Now we will make the curry for the paneer tikka masala. Heat of oil in a pan. Add cumin seeds along with a pinch of asafoetida.
1 Teaspoon Cumin Seeds (Jeera), 1 Tablespoon Cooking Oil, 1/8 Teaspoon Asafoetida (Heeng)
When the seeds start to crackle, add the chopped onions, crushed garlic pods and chopped ginger. Fry till the onions turn golden brown in color.
1 Medium Sized Onion, 1 Tablespoon Ginger Garlic Paste
Chop or puree the tomatoes and add them to the pan. Saute on medium flame till the tomatoes are cooked, around 4-5 minutes.
2 Large Tomatoes
Add the spices like turmeric powder, red chilli powder, garam masala, coriander powder and salt.
1/2 Teaspoon Turmeric Powder (Haldi), 1 Teaspoon Red Chilli Powder, 1/2 Teaspoon Garam Masala, 1 Teaspoon Coriander Powder (Dhania Powder), 1 Teaspoon Salt
Pour a tablespoon of curd and cook for another couple of minutes.

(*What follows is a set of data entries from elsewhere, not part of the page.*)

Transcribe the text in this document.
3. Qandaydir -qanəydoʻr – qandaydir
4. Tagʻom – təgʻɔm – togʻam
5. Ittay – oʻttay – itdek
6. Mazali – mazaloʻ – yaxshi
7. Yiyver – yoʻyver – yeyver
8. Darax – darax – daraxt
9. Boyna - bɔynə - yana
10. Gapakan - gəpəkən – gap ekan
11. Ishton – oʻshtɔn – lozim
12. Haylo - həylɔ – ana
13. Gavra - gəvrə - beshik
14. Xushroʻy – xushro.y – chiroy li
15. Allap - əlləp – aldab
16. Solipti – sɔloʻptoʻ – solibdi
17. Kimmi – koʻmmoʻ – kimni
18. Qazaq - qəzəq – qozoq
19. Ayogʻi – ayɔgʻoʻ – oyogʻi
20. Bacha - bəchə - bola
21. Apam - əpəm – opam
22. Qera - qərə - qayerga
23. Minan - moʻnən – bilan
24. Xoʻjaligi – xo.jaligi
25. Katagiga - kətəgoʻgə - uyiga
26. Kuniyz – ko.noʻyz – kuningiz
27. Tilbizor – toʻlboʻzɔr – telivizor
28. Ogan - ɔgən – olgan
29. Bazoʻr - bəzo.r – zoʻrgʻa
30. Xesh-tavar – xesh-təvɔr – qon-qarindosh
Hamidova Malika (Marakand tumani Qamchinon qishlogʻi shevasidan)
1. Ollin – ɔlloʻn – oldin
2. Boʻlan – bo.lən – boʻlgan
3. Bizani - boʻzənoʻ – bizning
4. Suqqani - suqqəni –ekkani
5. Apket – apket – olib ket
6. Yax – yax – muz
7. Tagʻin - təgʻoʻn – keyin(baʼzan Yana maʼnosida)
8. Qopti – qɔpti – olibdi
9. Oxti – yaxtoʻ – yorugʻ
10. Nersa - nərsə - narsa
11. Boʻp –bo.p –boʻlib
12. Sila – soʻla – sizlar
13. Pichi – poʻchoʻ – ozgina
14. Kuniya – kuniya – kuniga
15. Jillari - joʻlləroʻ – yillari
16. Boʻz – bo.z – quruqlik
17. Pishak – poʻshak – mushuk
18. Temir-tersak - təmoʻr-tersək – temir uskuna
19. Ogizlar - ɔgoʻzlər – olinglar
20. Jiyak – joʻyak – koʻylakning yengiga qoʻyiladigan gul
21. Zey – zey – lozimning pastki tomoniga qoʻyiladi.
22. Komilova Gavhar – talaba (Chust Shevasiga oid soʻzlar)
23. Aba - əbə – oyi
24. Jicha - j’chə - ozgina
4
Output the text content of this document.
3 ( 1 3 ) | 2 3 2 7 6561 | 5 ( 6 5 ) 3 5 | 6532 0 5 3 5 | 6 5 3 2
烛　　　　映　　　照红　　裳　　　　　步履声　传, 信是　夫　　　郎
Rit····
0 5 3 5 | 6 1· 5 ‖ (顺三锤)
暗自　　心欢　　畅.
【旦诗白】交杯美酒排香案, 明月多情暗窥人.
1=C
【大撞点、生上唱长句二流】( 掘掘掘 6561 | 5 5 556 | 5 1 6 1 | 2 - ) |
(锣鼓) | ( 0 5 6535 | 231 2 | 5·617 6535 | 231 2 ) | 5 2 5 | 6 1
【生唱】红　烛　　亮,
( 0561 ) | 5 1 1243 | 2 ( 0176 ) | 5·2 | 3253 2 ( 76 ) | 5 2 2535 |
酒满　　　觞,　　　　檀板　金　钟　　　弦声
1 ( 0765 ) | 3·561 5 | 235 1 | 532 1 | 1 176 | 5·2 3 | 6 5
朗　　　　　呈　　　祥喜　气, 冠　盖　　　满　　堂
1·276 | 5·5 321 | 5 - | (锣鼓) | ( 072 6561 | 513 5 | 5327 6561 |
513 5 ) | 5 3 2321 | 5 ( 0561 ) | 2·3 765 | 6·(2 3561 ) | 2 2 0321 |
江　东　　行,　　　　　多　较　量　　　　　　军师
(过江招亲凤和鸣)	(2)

1 Tablespoon Yogurt (Curd)
Add water to adjust the consistency of the gravy and boil the curry for a minute. Add kasoori methi (dry fenugreek leaves) to the gravy.
1 Tablespoon Kasoori Methi (Dry Fenugreek leaves)
When the gravy turns thick, add the grilled paneer and vegetables in the gravy.
Mix everything well and cook on medium heat for 2 minutes.
Paneer tikka masala is ready. Garnish it with freshly cut coriander leaves (hara dhania). Serve paneer tikka masala hot with butter naan, plain paratha, roti or jeera rice.